Di Redazione Umbria Notizie Web 26 Gennaio 2024 – 15:59 3 min di lettura

402498110 746347350860457 6942746992922893533 nIl sindacato fa il punto sulle problematiche del nosocomio: "Struttura sotto pressione a causa della riorganizzazione territoriale della sanità"

(UNWEB) Perugia, – "Il fatto increscioso dell'aggressione ai danni di un'infermiera del Pronto soccorso di Foligno, da parte di una componente della famiglia del paziente, che parlava di ritardi nei soccorsi, è solo un aspetto della complessa situazione in cui si trova l'ospedale di Foligno, specchio dello stato di salute complessivo della sanità umbra". Così in una nota Paolo Leonardi, segretario regionale Uil Fpl e Sandro Peciarolo, segretario aziendale.

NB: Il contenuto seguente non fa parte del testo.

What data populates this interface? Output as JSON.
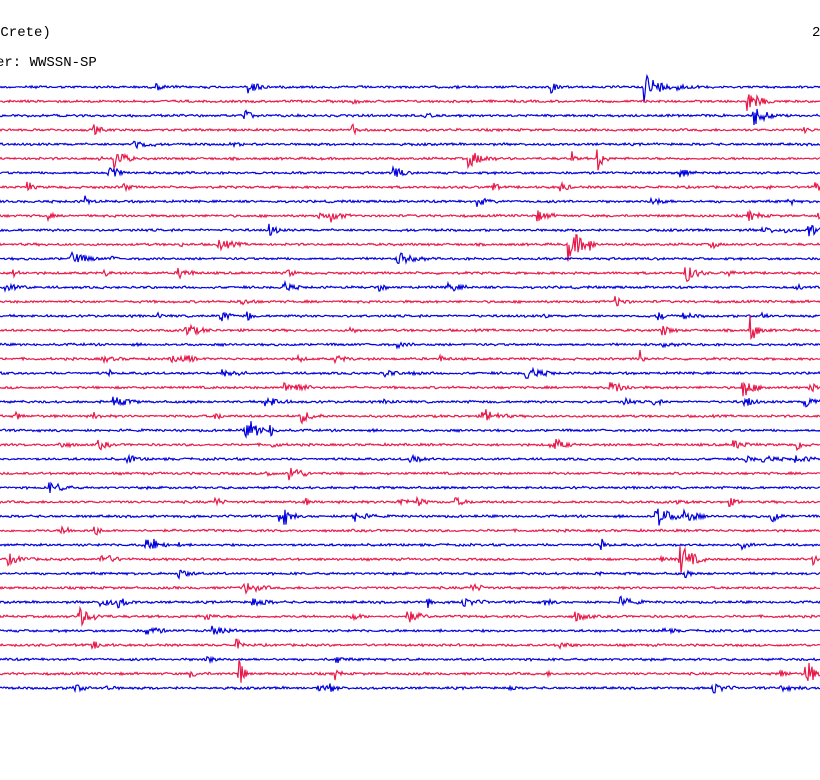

"Alla base dell'episodio specifico – dicono Leonardi e Peciarolo – c'è una cultura che si è fatta ormai comune e che, nel denigrare il lavoro pubblico, accusa gli operatori sanitari, che pure seguono regole e procedure, di ogni nefandezza arrivando ad aggressioni fisiche inaudite. Condannando dunque il gesto, non si può negare che l'ospedale di Foligno presenti un problema di sicurezza del luogo di lavoro, direttamente afferente al Decreto ministeriale 81, che norma il settore. Problematica alla quale si aggiungono quelle dei carichi di lavoro e dell'organizzazione. Una concomitanza di fattori che rende la sostenibilità per il personale impossibile".

"Ricordiamo a tutti i cittadini – spiegano Leonardi e Peciarolo – che gli operatori sanitari che incontrano in ospedale, in tutti gli ospedali, sono la frontiera di un complesso meccanismo e che gran parte delle scelte che si trovano ad operare sono il frutto di regole e procedimenti che sono obbligati a rispettare, oppure di condizioni contingenti causate da riorganizzazioni inadeguate o inefficaci. Così, con la medicina di territorio inesistente e una rimodulazione delle funzioni degli ospedali, il Pronto soccorso di Foligno si trova a far fronte ad un ritorno degli accessi ai livelli pre covid, con un sensibile aumento della complessità delle problematiche che arrivano da tutto il comprensorio. Nello specifico, se il 2019 si era chiuso con oltre 53mila accessi, il 2020 ha visto 35mila accessi, il 2023 termina con circa 50mila e il 2024 è iniziato sulla stessa tendenza: 165 accessi giornalieri dal 1° gennaio. I picchi arrivano nei momenti di 'ponti lunghi' o nei fine settimana, quando il territorio è più assente e, comunque, non funge più da filtro. D'altronde, con medici di medicina generale, pediatri di libera scelta e guardie mediche ridotte, i cittadini si riversano al Pronto soccorso. In questo contesto, con Assisi e Spoleto ridimensionati, Foligno scoppia e l'essere a parità di personale fa aumentare i tempi di risposta. In questa cornice torna il fenomeno delle 'barelle' come letto di degenza nei reparti. Tale situazione non è mai stata presente a Foligno e invece, da quasi un anno, è stabilmente presente al nosocomio – continua la Uil Fpl – un fatto che attesta quanto sia inefficace ormai il sistema 'ingresso – uscite'. Se il Pronto soccorso scoppia, i pazienti che lo consentono vengono dirottati nella chirurgia breve, e qui si riscontra il fatto che chi ha una chirurgia programmata all'indomani, magari il lunedì successivo, non trova il letto e arrivano le barelle".

"Sul fronte strettamente della sicurezza, l'ospedale di Foligno presenta un problema di costruzione: ha accessi ovunque e i reparti diventano insicuri senza più un controllo all'ingresso. Ricordiamo i problemi di sicurezza negli spogliatoi, per i quali l'azienda si era impegnata anche se, ci risulta, senza far seguire fatti concreti. Così le operatrici sanitarie si sentono insicure. Chiediamo che venga riattivata la sorveglianza h24 all'ingresso, vengano contingentati gli ingressi dopo una certa ora e riattivato il servizio di vigilanza così com'era prima del Covid. Il numero di aggressioni al personale sanitario, pari a 150 in tutto il 2023, è un numero impressionante che impone un cambio di passo. Cambio di passo che chiediamo su tutti i fronti, perché gli operatori e i cittadini non possono pagare il dazio di scelte sbagliate".